The newsletter has been expanded, and although the length is not fixed, we expect it to remain more or less this size. Each issue of the Newsletter will focus on general as well as specific issues. The general issues are our attempt to identify processes that are affecting the lives of indigenous peoples or ethnic minorities throughout the world. The last three issues have discussed refugees, pesticides, and drugs. The next issue will discuss the effect of industrial waste and mineral extraction on these groups. The following issue will focus on deforestation. We invite our readers to contribute ideas or articles to these issues or to suggest topics for future issues. Up to date sources from around the world are difficult to obtain.
In addition to these general features, we will continue to devote most of the space in the Newsletter to the discussion of the situation of specific groups. These articles, however, are not intended merely to convey accurately the facts to our readers; it is our hope that the analyses of these situations will be useful to other indigenous groups facing similar problems. Again, we welcome timely, thoughtful pieces on the current situations of indigenous peoples throughout the world.

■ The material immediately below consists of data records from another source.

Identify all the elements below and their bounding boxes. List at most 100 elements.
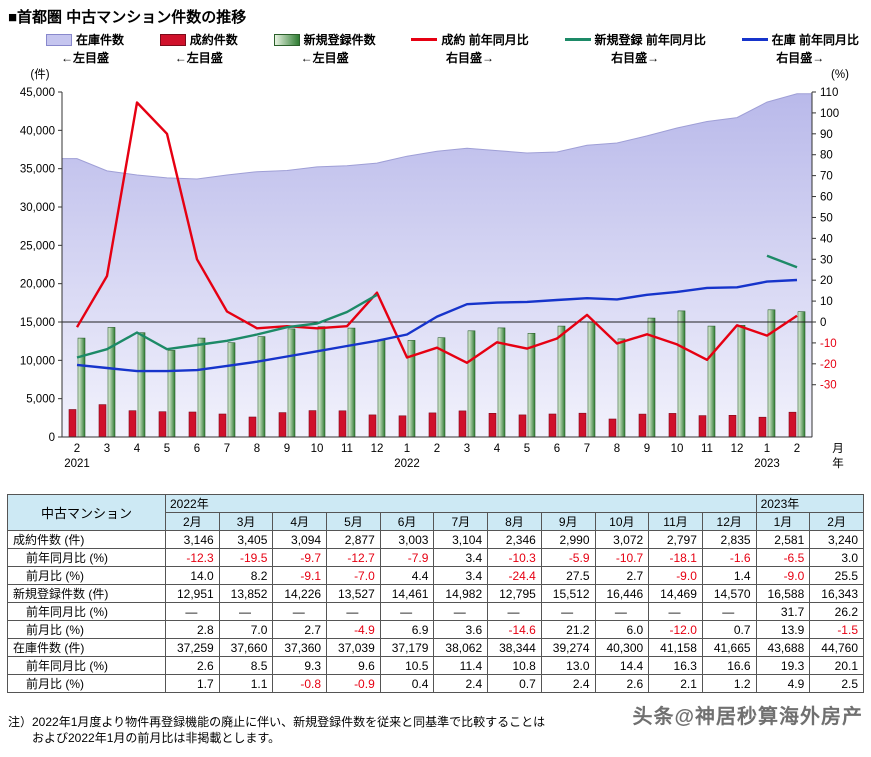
value-cell: 39,274 [540, 638, 596, 657]
registrations-yoy-line [76, 254, 798, 359]
value-cell: 2.4 [540, 674, 596, 693]
left-axis-unit: (件) [30, 67, 49, 81]
row-label: 前月比 (%) [7, 566, 166, 585]
value-cell: 16,588 [755, 584, 811, 603]
table-month-header: 3月 [218, 512, 274, 531]
value-cell: 2.4 [433, 674, 489, 693]
value-cell: 9.3 [272, 656, 328, 675]
month-label: 12 [731, 443, 744, 455]
value-cell: 14,570 [701, 584, 757, 603]
value-cell: 3.4 [433, 566, 489, 585]
value-cell: -1.5 [809, 620, 864, 639]
right-tick-label: 60 [820, 192, 833, 204]
value-cell: 27.5 [540, 566, 596, 585]
month-label: 4 [134, 443, 141, 455]
value-cell: 13.9 [755, 620, 811, 639]
value-cell: 16,446 [594, 584, 650, 603]
value-cell: 41,158 [648, 638, 703, 657]
left-tick-label: 45,000 [20, 87, 55, 99]
contracts-swatch [159, 33, 186, 46]
legend-scale-note: ←左目盛 [174, 51, 223, 65]
month-label: 2 [434, 443, 440, 455]
table-row: 在庫件数 (件) 37,259 37,660 37,360 37,039 37,179 38… [7, 638, 864, 657]
value-cell: 11.4 [433, 656, 489, 675]
value-cell: 6.0 [594, 620, 650, 639]
value-cell: 26.2 [809, 602, 864, 621]
table-year-header: 2022年 [165, 494, 757, 513]
value-cell: 13.0 [540, 656, 596, 675]
value-cell: 14.0 [165, 566, 220, 585]
legend-label: 在庫 前年同月比 [771, 33, 859, 47]
value-cell: 10.5 [379, 656, 435, 675]
month-label: 7 [584, 443, 590, 455]
value-cell: 37,360 [272, 638, 328, 657]
value-cell: 41,665 [701, 638, 757, 657]
month-label: 4 [494, 443, 501, 455]
legend-item-contracts: 成約件数 ←左目盛 [159, 31, 238, 66]
table-month-header: 2月 [809, 512, 864, 531]
value-cell: -4.9 [326, 620, 381, 639]
value-cell: ― [272, 602, 328, 621]
value-cell: ― [218, 602, 274, 621]
table-month-header: 7月 [433, 512, 489, 531]
month-label: 8 [614, 443, 620, 455]
value-cell: ― [594, 602, 650, 621]
value-cell: -19.5 [218, 548, 274, 567]
value-cell: ― [701, 602, 757, 621]
table-month-header: 10月 [594, 512, 650, 531]
table-month-header: 5月 [326, 512, 381, 531]
legend-item-registrations: 新規登録件数 ←左目盛 [273, 31, 376, 66]
contracts-yoy-swatch [411, 38, 438, 41]
value-cell: 3,072 [594, 530, 650, 549]
table-month-header: 12月 [701, 512, 757, 531]
legend-scale-note: ←左目盛 [61, 51, 110, 65]
value-cell: -9.0 [648, 566, 703, 585]
table-row: 前月比 (%) 14.0 8.2 -9.1 -7.0 4.4 3.4 -24.4 27.5 2.7… [7, 566, 864, 585]
month-label: 5 [524, 443, 530, 455]
right-tick-label: 50 [820, 212, 833, 224]
table-month-header: 6月 [379, 512, 435, 531]
value-cell: 38,344 [487, 638, 542, 657]
value-cell: 38,062 [433, 638, 489, 657]
value-cell: 14.4 [594, 656, 650, 675]
row-label: 前月比 (%) [7, 674, 166, 693]
table-row: 前月比 (%) 2.8 7.0 2.7 -4.9 6.9 3.6 -14.6 21.2 6.0 -1… [7, 620, 864, 639]
value-cell: -10.7 [594, 548, 650, 567]
value-cell: 2.6 [165, 656, 220, 675]
value-cell: 31.7 [755, 602, 811, 621]
table-month-header: 2月 [165, 512, 220, 531]
inventory-yoy-swatch [741, 38, 768, 41]
left-tick-label: 10,000 [20, 355, 55, 367]
row-label: 成約件数 (件) [7, 530, 166, 549]
value-cell: 3,094 [272, 530, 328, 549]
left-tick-label: 40,000 [20, 125, 55, 137]
row-label: 新規登録件数 (件) [7, 584, 166, 603]
value-cell: 43,688 [755, 638, 811, 657]
value-cell: 4.9 [755, 674, 811, 693]
row-label: 前年同月比 (%) [7, 548, 166, 567]
value-cell: 21.2 [540, 620, 596, 639]
footnote-line1: 注）2022年1月度より物件再登録機能の廃止に伴い、新規登録件数を従来と同基準で… [8, 715, 546, 729]
month-label: 1 [764, 443, 770, 455]
legend-label: 成約件数 [189, 33, 238, 47]
registrations-yoy-swatch [564, 38, 591, 41]
value-cell: 3.6 [433, 620, 489, 639]
table-row: 前年同月比 (%) 2.6 8.5 9.3 9.6 10.5 11.4 10.8 13.0 14.… [7, 656, 864, 675]
value-cell: 1.7 [165, 674, 220, 693]
left-tick-label: 15,000 [20, 317, 55, 329]
value-cell: 3.4 [433, 548, 489, 567]
row-label: 前年同月比 (%) [7, 656, 166, 675]
value-cell: 16.3 [648, 656, 703, 675]
value-cell: 9.6 [326, 656, 381, 675]
value-cell: 40,300 [594, 638, 650, 657]
contracts-yoy-line [75, 101, 798, 364]
value-cell: -9.0 [755, 566, 811, 585]
value-cell: 19.3 [755, 656, 811, 675]
year-label: 2023 [754, 458, 780, 470]
month-label: 3 [104, 443, 110, 455]
legend-scale-note: ←左目盛 [300, 51, 349, 65]
legend-item-inventory-yoy: 在庫 前年同月比 右目盛→ [741, 31, 859, 66]
value-cell: -7.0 [326, 566, 381, 585]
left-tick-label: 20,000 [20, 279, 55, 291]
right-axis-unit: (%) [831, 69, 849, 81]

Some people have expressed concern that Cultural Survival increasingly appears to focus on issues and people that fall outside our states "scope." This raises a very basic issue which we at Cultural Survival often must confront. How do tribal people and ethnic minorities differ from peasants or the rural poor?
In order to open discussion on this topic, I will offer a few brief comments. Some recently contacted indigenous peoples are becoming incorporated into larger economic, social, and political systems. In these contact situations they learn new ways, sometimes adopting languages, religions, customs, or different territories, that might, to some observers, merely make them peasants or rural poor. Yet, indigenous people maintain a sense of self, as a group, and are often discriminated against, as a group, long after the attributes that outsiders might use for classifying them as "indigenous" are gone.
Problem confronting indigenous people and ethnic minorities do not respect arbitrarily drawn ethnic or class boundaries. While some problems confronting indigenous peoples are indeed unique, other situations are common to other groups as well. At times, analysis of the problems confronting peasants or the rural poor can help us anticipate future difficulties for indigenous peoples or ethnic minorities throughout the world.
Finally, this CSN contains letters from some of our readers. Whether critical or supportive we welcome the opportunity to pass some of these comments along.